An association between protein allergenicity and resistance to pepsin digestion in the gastrointestinal tract has been proposed. However, although widely accepted, such an association is inconsistent with known labile allergens and resistant nonallergens. Given the central role of antigen presenting cells, and in particular dendritic cells (DC), in the development of allergic responses, the stability of allergens to intracellular processing may be more relevant than resistance to extracellular pepsin digestion. We have characterised the expression by DC of cathepsins (proteolytic enzymes), and compared the proteolytic activity of the most highly expressed cathepsin with pepsin for a range of 9 allergens and 4 putative nonallergens. Cathepsin expression in bone marrow-derived DC (BM-DC) derived from BALB/c strain mice was characterised by flow cytometry; cathepsins D, E and S were identified, with cathepsin D being the most highly expressed. Digestion studies revealed that the majority of allergens (5/9) were pepsin resistant, whereas non-allergens (3/4) were labile. If the generation of pepsin-resistant fragments was considered as a feature of allergenicity, this increased to 7/9 allergens and 4/4 nonallergens. In contrast, most of the proteins examined were resistant to cathepsin digestion, with significant digestion recorded for only 2/9 allergens and 2/4 non-allergens. Chemical reduction (to mimic intracellular reducing conditions) increased the susceptibility of proteins to digestion by cathepsins, but did not improve discrimination between allergens and nonallergens on this basis. These data confirm that there is a general relationship between resistance to digestion with pepsin and allergenicity. The relationship is not absolute, but the information gained from this characteristic does provide useful information in a weight of evidence approach for allergenicity assessment. The most abundant cathepsin detected in antigen processing BM-DC, cathepsin D, is not an appropriate substitute for pepsin. The hypothesis that pepsin stability may be a surrogate for stability to digestion within DC may still hold true, but consideration of a single enzyme in this context is possibly an oversimplification.

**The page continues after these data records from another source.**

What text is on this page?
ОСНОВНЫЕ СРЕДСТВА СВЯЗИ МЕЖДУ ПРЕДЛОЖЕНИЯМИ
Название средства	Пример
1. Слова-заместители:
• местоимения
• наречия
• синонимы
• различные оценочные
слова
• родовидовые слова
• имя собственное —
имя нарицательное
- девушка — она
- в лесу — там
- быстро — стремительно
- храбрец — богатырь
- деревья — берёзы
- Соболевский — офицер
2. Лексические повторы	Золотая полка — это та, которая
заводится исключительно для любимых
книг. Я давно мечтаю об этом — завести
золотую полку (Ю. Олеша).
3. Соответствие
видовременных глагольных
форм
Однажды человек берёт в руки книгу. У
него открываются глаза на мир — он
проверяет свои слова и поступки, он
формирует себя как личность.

有人提出,蛋白质的变应原性与在胃肠道中抵抗胃蛋白酶消化之间存在关联。然而,尽管这种关联被广泛接受,但它与已知的不稳定变应原和抗性非变应原并不一致。鉴于抗原呈递细胞,特别是树突状细胞(DC)在过敏反应发展中的核心作用,变应原对内源性处理的稳定性可能比抵抗细胞外胃蛋白酶消化更为重要。我们已经描述了 DC 中组织蛋白酶(蛋白水解酶)的表达,并比较了一系列 9 种过敏原和 4 种假定非过敏原中最高度表达的组织蛋白酶与胃蛋白酶的蛋白水解活性。通过流式细胞术对 BALB/c 品系小鼠骨髓来源的树突状细胞(BM-DC)中的组织蛋白酶表达进行了特征描述;鉴定出组织蛋白酶 D、E 和 S,其中组织蛋白酶 D 的表达水平最高。消化研究表明,大多数过敏原(9 种中的 5 种)对胃蛋白酶具有抗性,而非过敏原(4 种中的 3 种)不稳定。如果将胃蛋白酶抗性片段的产生视为变应原性的一个特征,那么这一比例增加到 9 种过敏原中的 7 种和 4 种非过敏原。相比之下,大多数被检查的蛋白都能抵抗组织蛋白酶消化,只有 9 种过敏原中的 2 种和 4 种非过敏原中的 2 种记录到明显的消化。化学还原(模拟细胞内还原条件)增加了蛋白对组织蛋白酶消化的敏感性,但在此基础上并不能改善对过敏原和非过敏原的区分。这些数据证实,在胃蛋白酶消化抗性与变应原性之间存在普遍关系。这种关系并非绝对,但基于这种特征获得的信息确实为变应原性评估的综合证据方法提供了有用的信息。在抗原加工 BM-DC 中检测到的最丰富的组织蛋白酶,组织蛋白酶 D,并不是胃蛋白酶的合适替代品。胃蛋白酶稳定性可能是 DC 内消化稳定性的替代物的假设可能仍然成立,但在这种情况下考虑单一酶可能过于简单化。